A metterli a punto, e consegnarli al Comune, il gruppo di lavoro del Meet Up Siracusa. “Il contributo di idee maturate dal confronto settimanale con i cittadini, ha permesso di individuare alcuni progetti perfettamente rientranti negli ambiti di azione elencati nel decreto” – si legge in una nota a firma del MeetUp.
Si va da progetti per la gestione di un servizio di doposcuola pubblico alla sorveglianza di parchi, aree verdi e piste ciclabili; dalla sensibilizzazione per la raccolta differenziata (nei quartieri, nelle scuole) alla pulizia di aree non coperte dal verde pubblico; dal supporto ai vigili urbani all’entrata ed uscita dalle scuole all’ampliamento dell’orario delle biblioteche. E poi ancora progetti per supporto domiciliare a disabili e anziani; tinteggiatura dei locali scolastici; campus estivi comunali gratuiti per i bambini; sport inclusivo nelle aree pubbliche.
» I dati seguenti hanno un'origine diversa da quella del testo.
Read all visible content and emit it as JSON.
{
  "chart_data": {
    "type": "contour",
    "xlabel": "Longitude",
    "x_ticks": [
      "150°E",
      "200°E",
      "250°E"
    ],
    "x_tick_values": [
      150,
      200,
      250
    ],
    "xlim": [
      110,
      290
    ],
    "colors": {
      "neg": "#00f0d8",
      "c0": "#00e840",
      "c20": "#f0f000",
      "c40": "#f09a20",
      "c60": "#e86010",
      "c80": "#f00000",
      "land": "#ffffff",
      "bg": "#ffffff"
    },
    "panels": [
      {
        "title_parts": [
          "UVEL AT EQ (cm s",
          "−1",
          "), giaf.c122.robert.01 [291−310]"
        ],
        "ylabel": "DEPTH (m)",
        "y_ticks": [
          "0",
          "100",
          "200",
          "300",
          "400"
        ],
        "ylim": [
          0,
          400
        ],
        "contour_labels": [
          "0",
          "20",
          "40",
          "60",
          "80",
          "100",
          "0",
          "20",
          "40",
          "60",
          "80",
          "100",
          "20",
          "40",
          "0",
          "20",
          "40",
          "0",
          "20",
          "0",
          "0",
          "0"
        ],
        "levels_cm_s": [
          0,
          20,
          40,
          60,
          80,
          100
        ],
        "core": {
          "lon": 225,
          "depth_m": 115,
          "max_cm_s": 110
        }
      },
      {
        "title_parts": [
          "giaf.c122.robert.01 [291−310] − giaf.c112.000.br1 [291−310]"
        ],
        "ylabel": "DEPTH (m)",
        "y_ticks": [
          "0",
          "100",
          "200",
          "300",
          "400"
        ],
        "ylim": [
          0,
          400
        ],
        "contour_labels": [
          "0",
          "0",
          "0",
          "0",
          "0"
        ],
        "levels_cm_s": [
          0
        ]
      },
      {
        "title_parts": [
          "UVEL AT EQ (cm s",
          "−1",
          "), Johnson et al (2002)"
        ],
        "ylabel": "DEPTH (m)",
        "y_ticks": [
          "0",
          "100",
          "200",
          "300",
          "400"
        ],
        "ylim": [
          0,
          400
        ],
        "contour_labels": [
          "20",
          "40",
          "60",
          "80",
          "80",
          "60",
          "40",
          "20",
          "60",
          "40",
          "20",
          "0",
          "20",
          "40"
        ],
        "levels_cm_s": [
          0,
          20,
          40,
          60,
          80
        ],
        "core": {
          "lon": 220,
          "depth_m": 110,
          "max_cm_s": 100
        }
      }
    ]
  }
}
“Chi parla di reddito di cittadinanza dovrebbe sapere che lo stesso non è identificabile solo con i Puc, i cui decreti attuativi sono stati emessi appena un mese fa, e che la sua applicazione nulla ha a che vedere con una misura di sostegno finanziata da un vecchio piano di zona i cui beneficiari attendevano di poter usufruire da tempo. – commenta l’assessore alle Pari opportunità sociali, Alessandra Furnari – Il Comune di Siracusa, attraverso il settore delle Politiche sociali, per quanto di competenza, è assolutamente in linea con gli adempimenti relativi alla gestione Rdc. Le assistenti sociali stanno correttamente procedendo alla presa in carico di tutti i soggetti percettori e dei loro nuclei familiari; il Settore ha predisposto gli accordi territoriali per la formazione delle equipe multidisciplinari; sono state avviate le azioni di educativa domiciliare. Ed ancora: il Settore ha partecipato agli incontri organizzati dal Ministero e dalla Regione e sta lavorando sulla progettazione. Non comprendo quindi il tenore delle dichiarazioni ( per non dire delle accuse) avanzate dagli esponenti del M5S; li invito comunque a trascorrere una giornata presso il nostro Assessorato, così potranno rendersi conto di quante e quali sono le misure di finanziamento che gestiamo, tutte a favore delle fasce deboli”.